Об этой причуде много говорили, и даже писали. В «Фигаро» появилась маленькая заметка. Почему ей, в сущности, не повесить в своей столовой мужские манишки, раз другие вешают на стены тарелки, которым полагается стоять на столе, говорила госпожа де Персеваль. Кое-кто утверждал, что это сорочки ее любовников. Но правда всегда менее сложна, чем вымысел.
Над кабинетным роялем Эрара, тоже белым, красовался портрет хозяйки дома кисти Ван-Донгена. Художник изобразил ее с огромными зелеными кругами под глазами, с ярко рыжей шевелюрой, с сигаретой в руке, над которой вьется синий дымок, и со скрещенными ногами, еле прикрытыми оранжевой юбкой, — все это в довольно смелом ракурсе. Было над чем подумать, сравнивая портрет с оригиналом, как, впрочем, всегда, когда сопоставляешь вечность с тем, что бренно.
Орельен явился ровно за пять минут до половины одиннадцатого, чувствуя всю нелепость положения. Он не знал, были ли приглашены остальные гости к обеду или, напротив, вечер начнется только сейчас. В самом деле у госпожи де Персеваль никого еще не оказалось, и лакей ввел его в огромную гостиную, где среди царившего полумрака призрачно вырисовывались какие-то белые предметы, целое скопище дешевеньких безделушек. Вход в соседнюю комнату с низким потолком охранял фарфоровый негр; в полуотворенную дверь Орельен успел заметить расставленные на столе стаканы, тарелки, горы сандвичей, икру, бутылки, шекер для приготовления коктейлей. Оттуда лился мягкий свет.

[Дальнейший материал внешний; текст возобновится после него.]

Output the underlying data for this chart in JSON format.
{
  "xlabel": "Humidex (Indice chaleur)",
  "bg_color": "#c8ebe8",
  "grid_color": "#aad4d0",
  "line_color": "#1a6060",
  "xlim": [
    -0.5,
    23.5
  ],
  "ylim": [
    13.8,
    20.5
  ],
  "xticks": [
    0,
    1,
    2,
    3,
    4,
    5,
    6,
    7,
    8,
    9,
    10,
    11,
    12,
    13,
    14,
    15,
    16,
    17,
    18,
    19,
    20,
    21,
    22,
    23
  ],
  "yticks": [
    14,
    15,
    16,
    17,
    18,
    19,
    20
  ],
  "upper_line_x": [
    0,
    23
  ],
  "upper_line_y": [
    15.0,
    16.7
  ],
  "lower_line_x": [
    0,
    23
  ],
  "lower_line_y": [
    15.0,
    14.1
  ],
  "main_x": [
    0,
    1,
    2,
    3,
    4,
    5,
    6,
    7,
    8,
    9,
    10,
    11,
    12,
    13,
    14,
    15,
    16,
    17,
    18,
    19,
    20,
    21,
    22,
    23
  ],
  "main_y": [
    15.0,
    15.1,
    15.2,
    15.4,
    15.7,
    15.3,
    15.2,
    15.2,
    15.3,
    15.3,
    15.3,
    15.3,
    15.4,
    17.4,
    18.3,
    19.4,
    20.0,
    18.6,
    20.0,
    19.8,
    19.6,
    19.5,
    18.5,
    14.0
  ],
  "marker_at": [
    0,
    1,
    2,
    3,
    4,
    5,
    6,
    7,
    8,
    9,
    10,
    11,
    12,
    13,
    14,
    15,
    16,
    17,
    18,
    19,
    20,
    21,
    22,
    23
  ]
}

Минут двадцать, не меньше, Орельен ждал с букетиком фиалок в руках и все острее ощущал всю нелепость своего визита; особенно же его смущало изобилие присланных до него фиалок, заполнивших все вазы. Должно быть, имелось немало людей, очень сильно любимых госпожой де Персеваль.
Громкий голос, донесшийся откуда-то сверху, с расположенной в дальнем углу галереи, вывел Орельена из состояния терзавшей его глухой ярости:
— Мосье Лертилуа! Я не сомневалась, что вы придете.

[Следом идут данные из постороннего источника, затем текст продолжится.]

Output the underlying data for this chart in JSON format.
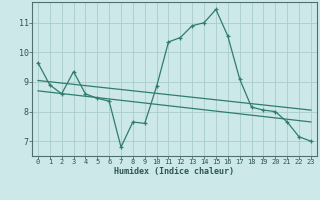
{
  "xlabel": "Humidex (Indice chaleur)",
  "ylabel": "",
  "bg_color": "#cce8e8",
  "grid_color": "#aacccc",
  "line_color": "#2e7d6e",
  "xlim": [
    -0.5,
    23.5
  ],
  "ylim": [
    6.5,
    11.7
  ],
  "yticks": [
    7,
    8,
    9,
    10,
    11
  ],
  "xticks": [
    0,
    1,
    2,
    3,
    4,
    5,
    6,
    7,
    8,
    9,
    10,
    11,
    12,
    13,
    14,
    15,
    16,
    17,
    18,
    19,
    20,
    21,
    22,
    23
  ],
  "line1_x": [
    0,
    1,
    2,
    3,
    4,
    5,
    6,
    7,
    8,
    9,
    10,
    11,
    12,
    13,
    14,
    15,
    16,
    17,
    18,
    19,
    20,
    21,
    22,
    23
  ],
  "line1_y": [
    9.65,
    8.9,
    8.6,
    9.35,
    8.6,
    8.45,
    8.35,
    6.8,
    7.65,
    7.6,
    8.85,
    10.35,
    10.5,
    10.9,
    11.0,
    11.45,
    10.55,
    9.1,
    8.15,
    8.05,
    8.0,
    7.65,
    7.15,
    7.0
  ],
  "line2_x": [
    0,
    23
  ],
  "line2_y": [
    9.05,
    8.05
  ],
  "line3_x": [
    0,
    23
  ],
  "line3_y": [
    8.7,
    7.65
  ]
}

Хозяйка дома спускалась с лестницы. На ней было золотое, без рукавов, наглухо закрытое платье, облегавшее ее как кольчуга, а темно-огненную шевелюру сдерживала золотая сетка с двумя куцыми крылышками. Орельену в первую минуту показалось, что на этом очень бледном лице существует только рот, узкая кроваво-красная полоска. Мэри спускалась с лестницы, протягивая гостю правую руку, а левой слегка приподымая подол платья, недлинного, однако ж со шлейфом. Так ей было удобнее демонстрировать свои ножки. Когда спуск наконец совершился, Орельен не без удивления заметил, что госпожу де Персеваль несет к нему, ибо она не ходила, ее несло. Что-то несло эту властную в своей красоте женщину… И к тому же этот пляшущий перестук крошечных туфелек, золотых с черным, на немыслимо высоких каблуках, что придает иным женщинам неотразимую привлекательность. «Мадам несется на всех парусах», — довольно непочтительно подумал Орельен, упирая свой взгляд в тугую грудь, выступающую из золотой кольчуги.

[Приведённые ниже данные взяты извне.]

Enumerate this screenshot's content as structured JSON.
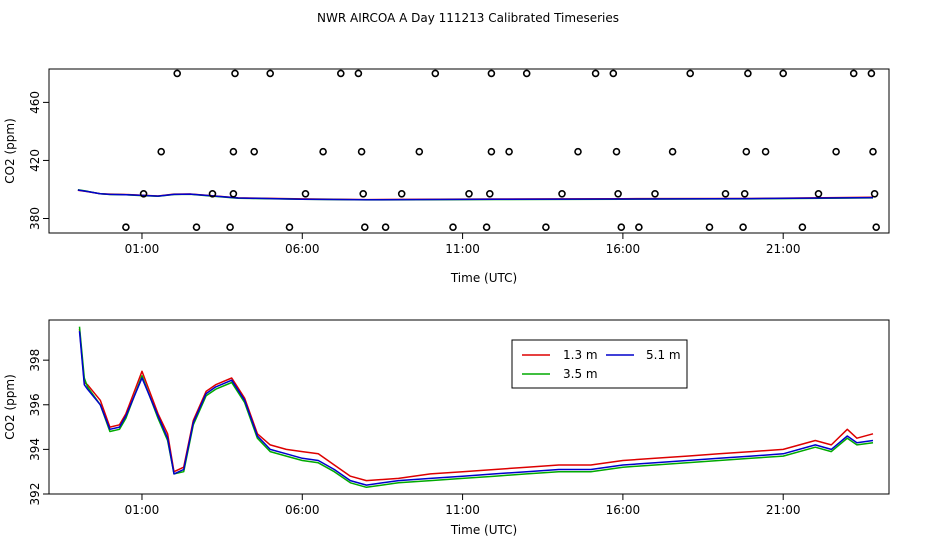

— Ах, мосье Лертилуа, я так рада вас видеть, но, должно быть, я просто сумасшедшая… или рассеянная, как это я не догадалась пригласить вас раньше… Да он с фиалками!
Пока Орельен целовал ей руку, ощутив на своих губах твердое прикосновение колец, пока он приводил в порядок мысли, хозяйка дома выхватила у него букетик и понесла в угол, как нечто бесценное, редкостное, невиданное. Она несла цветы перед собой, словно боялась хоть на минуту спустить с них глаза, вытянув подбородок, направляясь к какому-то белевшему в тени предмету, который она извлекла на свет со словами:
— Все-таки он просто прелесть!
Орельен так и не понял, следует ли отнести это восклицание к букету или нет, и несколько удивился тому театральному жесту, с каким она пододвинула к нему белую вазу с его фиалками. Затем госпожа де Персеваль усадила гостя на изогнутую козетку, где сидишь лицом друг к другу, хотя и рядом. Он вдохнул запах ее духов, но она тут же воскликнула:
— Нет, нет, только не спрашивайте у меня, какими я душусь духами. Иначе наша дружба начнется с отказа, а это дурной знак! Духи женщины — это ее тайна. Открыть ее, все равно что раздеться перед первым встречным…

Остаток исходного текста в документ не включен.